= Karkidaka vavu =

Set of Hindu rituals

Karkidaka Vavu (Malayalam: കർക്കിടക വാവ്), also known as Karkidaka Vavu Bali or Vavu Bali, is a set of Hindu rituals performed annually during the Karkidakam month in the state of Kerala, India, to honor deceased ancestors.

On the day of Amavasya (new moon), people gather at riverbanks, beaches, or temple ghats at dawn, dressed simply and carrying natural offerings like cooked rice balls, sesame seeds, tulsi leaves, and coconuts. This ritual, known as Bali Tharpanam, is believed to help departed souls attain moksha (liberation), while also offering spiritual strength and blessings to the living.

Major ritual sites include riverbanks such as the Pamba, temple tanks in villages, and beaches like Papanasham Beach in Varkala, which becomes a prominent spiritual hub during the day. There is also a belief that doing the ritual at home is the most sacred offering.

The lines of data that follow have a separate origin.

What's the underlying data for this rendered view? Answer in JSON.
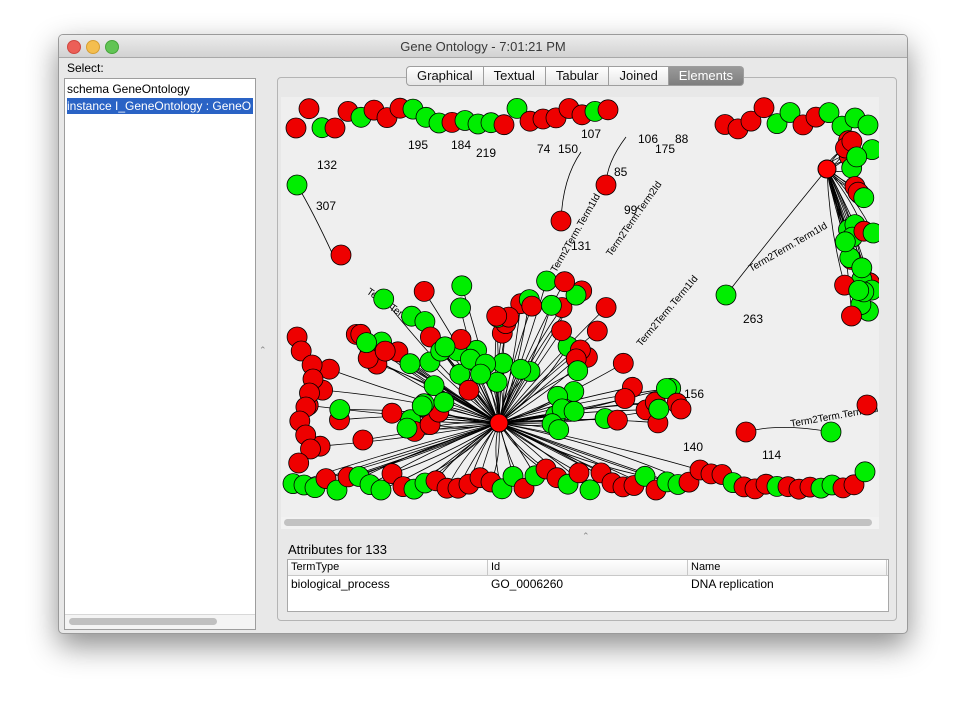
{
  "window": {
    "title": "Gene Ontology - 7:01:21 PM"
  },
  "sidebar": {
    "label": "Select:",
    "items": [
      {
        "label": "schema GeneOntology"
      },
      {
        "label": "instance I_GeneOntology : GeneO"
      }
    ]
  },
  "tabs": [
    {
      "label": "Graphical"
    },
    {
      "label": "Textual"
    },
    {
      "label": "Tabular"
    },
    {
      "label": "Joined"
    },
    {
      "label": "Elements"
    }
  ],
  "graph": {
    "node_labels": [
      "307",
      "99",
      "263",
      "156",
      "85",
      "175",
      "150",
      "219",
      "114",
      "132",
      "195",
      "184",
      "74",
      "88",
      "131",
      "140",
      "107",
      "106"
    ],
    "edge_labels": [
      "Term2Term.Term1Id",
      "Term2Term.Term2Id",
      "Term2Term.Term1Id",
      "Term2Term",
      "Term2Term.Term1Id",
      "Term2Term.Term1Id"
    ],
    "colors": {
      "green_node": "#00ee00",
      "red_node": "#ee0000",
      "hub": "#ff0000",
      "edge": "#000000",
      "background": "#efefef"
    }
  },
  "attributes": {
    "title": "Attributes for 133",
    "columns": [
      "TermType",
      "Id",
      "Name"
    ],
    "rows": [
      [
        "biological_process",
        "GO_0006260",
        "DNA replication"
      ]
    ]
  }
}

==Rituals and Significance==
The word "Bali" here refers to offering, not sacrifice. The ritual centers around performing symbolic gestures using pindam (rice balls), sesame, and sacred water, led by priests. These items are offered with prayers and immersed into flowing waters. The rituals are deeply tied to nature, traditionally conducted outdoors amidst Kerala's monsoon season.

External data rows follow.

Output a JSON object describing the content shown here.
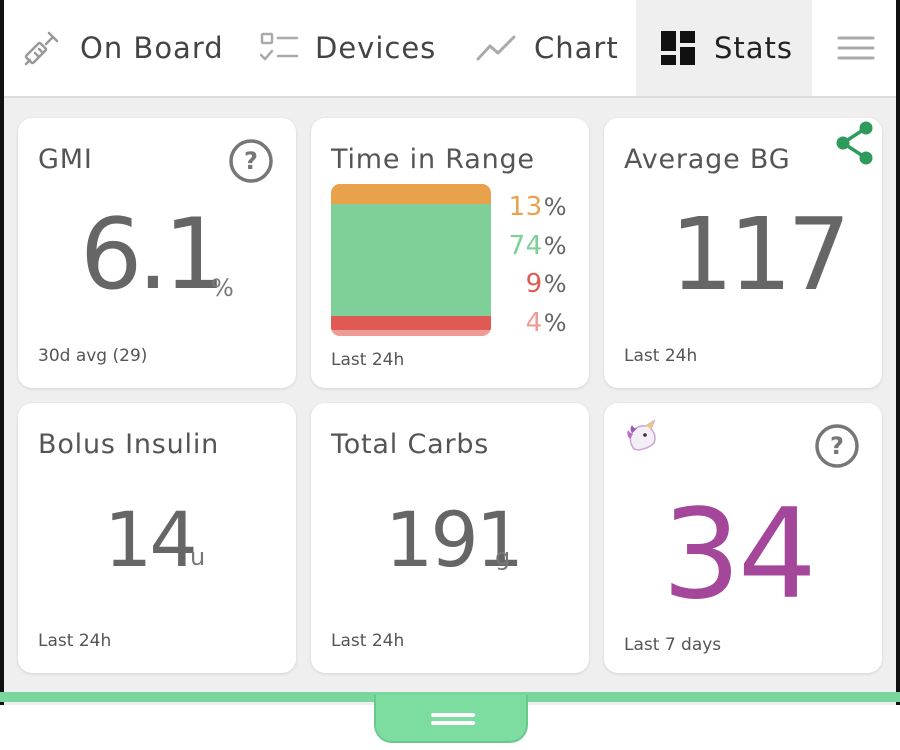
{
  "nav": {
    "tabs": [
      {
        "label": "On Board",
        "icon": "syringe-icon"
      },
      {
        "label": "Devices",
        "icon": "checklist-icon"
      },
      {
        "label": "Chart",
        "icon": "trend-line-icon"
      },
      {
        "label": "Stats",
        "icon": "dashboard-icon",
        "active": true
      }
    ],
    "menu_icon": "hamburger-menu-icon"
  },
  "cards": {
    "gmi": {
      "title": "GMI",
      "value": "6.1",
      "unit": "%",
      "footer": "30d avg (29)",
      "icon": "help-icon"
    },
    "time_in_range": {
      "title": "Time in Range",
      "footer": "Last 24h",
      "ranges": [
        {
          "value": "13",
          "unit": "%",
          "color": "#e8a24c"
        },
        {
          "value": "74",
          "unit": "%",
          "color": "#7ecf98"
        },
        {
          "value": "9",
          "unit": "%",
          "color": "#e05a55"
        },
        {
          "value": "4",
          "unit": "%",
          "color": "#ee9a96"
        }
      ]
    },
    "average_bg": {
      "title": "Average BG",
      "value": "117",
      "footer": "Last 24h",
      "icon": "share-icon"
    },
    "bolus_insulin": {
      "title": "Bolus Insulin",
      "value": "14",
      "unit": "u",
      "footer": "Last 24h"
    },
    "total_carbs": {
      "title": "Total Carbs",
      "value": "191",
      "unit": "g",
      "footer": "Last 24h"
    },
    "unicorn": {
      "emoji": "🦄",
      "value": "34",
      "footer": "Last 7 days",
      "icon": "help-icon",
      "value_color": "#a4479a"
    }
  },
  "drawer": {
    "icon": "drag-handle-icon"
  },
  "colors": {
    "accent": "#7ddc9f",
    "share": "#2e9a5c"
  }
}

The month of Karkidakam is historically seen as a difficult time, marked by heavy rains, farming challenges, and illness. Performing bali during this period is both a remembrance and a plea for protection. Many see the act as more than religious—it is an emotional connection with lineage, land, and a larger cosmic rhythm.

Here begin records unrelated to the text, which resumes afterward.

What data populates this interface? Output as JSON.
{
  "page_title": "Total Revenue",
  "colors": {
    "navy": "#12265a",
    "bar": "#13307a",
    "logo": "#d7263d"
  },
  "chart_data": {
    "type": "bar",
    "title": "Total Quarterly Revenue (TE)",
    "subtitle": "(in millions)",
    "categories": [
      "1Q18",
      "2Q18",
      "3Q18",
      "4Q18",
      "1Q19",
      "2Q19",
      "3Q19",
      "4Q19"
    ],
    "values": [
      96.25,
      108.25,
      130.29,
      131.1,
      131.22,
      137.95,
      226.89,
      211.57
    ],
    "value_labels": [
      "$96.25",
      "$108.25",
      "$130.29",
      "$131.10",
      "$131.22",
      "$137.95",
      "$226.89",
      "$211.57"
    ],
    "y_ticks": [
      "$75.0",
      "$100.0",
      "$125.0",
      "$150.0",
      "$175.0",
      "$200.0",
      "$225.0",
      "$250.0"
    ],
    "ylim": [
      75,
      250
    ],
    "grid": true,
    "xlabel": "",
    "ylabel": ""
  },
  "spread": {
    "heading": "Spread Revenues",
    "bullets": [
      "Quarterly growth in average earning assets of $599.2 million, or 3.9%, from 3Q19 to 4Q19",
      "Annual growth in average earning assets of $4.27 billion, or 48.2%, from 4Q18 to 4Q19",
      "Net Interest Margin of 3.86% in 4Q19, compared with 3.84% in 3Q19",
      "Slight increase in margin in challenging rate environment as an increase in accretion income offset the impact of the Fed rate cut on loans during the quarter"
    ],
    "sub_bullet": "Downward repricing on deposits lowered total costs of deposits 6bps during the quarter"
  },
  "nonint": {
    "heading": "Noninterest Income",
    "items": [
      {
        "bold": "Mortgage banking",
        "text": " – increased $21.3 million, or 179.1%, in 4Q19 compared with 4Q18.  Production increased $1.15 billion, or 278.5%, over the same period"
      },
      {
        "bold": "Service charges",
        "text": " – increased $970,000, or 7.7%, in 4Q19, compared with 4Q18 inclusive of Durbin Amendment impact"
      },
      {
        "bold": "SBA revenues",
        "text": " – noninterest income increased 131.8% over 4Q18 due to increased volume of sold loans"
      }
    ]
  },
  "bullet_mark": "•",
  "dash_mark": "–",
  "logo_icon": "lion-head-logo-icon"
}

==Ecological and Cultural Aspects==
Karkidaka Vavu rituals are noted for being naturally eco-friendly. All items used are biodegradable and seasonally sourced—nothing synthetic is involved. The ritual is performed without fanfare or excess, often barefoot in nature, reinforcing a message of humility and ecological balance.

Climate change has started impacting the performance of the rituals. In recent years, floods and coastal erosion have altered or damaged traditional ritual sites, making it difficult for people to perform the bali in their ancestral locations. Nonetheless, community resilience remains strong, with collective efforts emerging to protect these sacred spaces.

==Cultural Reflection==
Karkidaka Vavu Bali is not just a spiritual ritual but a time of quiet reflection—on the past, the challenges of the present, and hopes for the future. It is deeply rooted in Kerala's cultural identity and remains relevant even in modern times for its simplicity, environmental respect, and emotional resonance.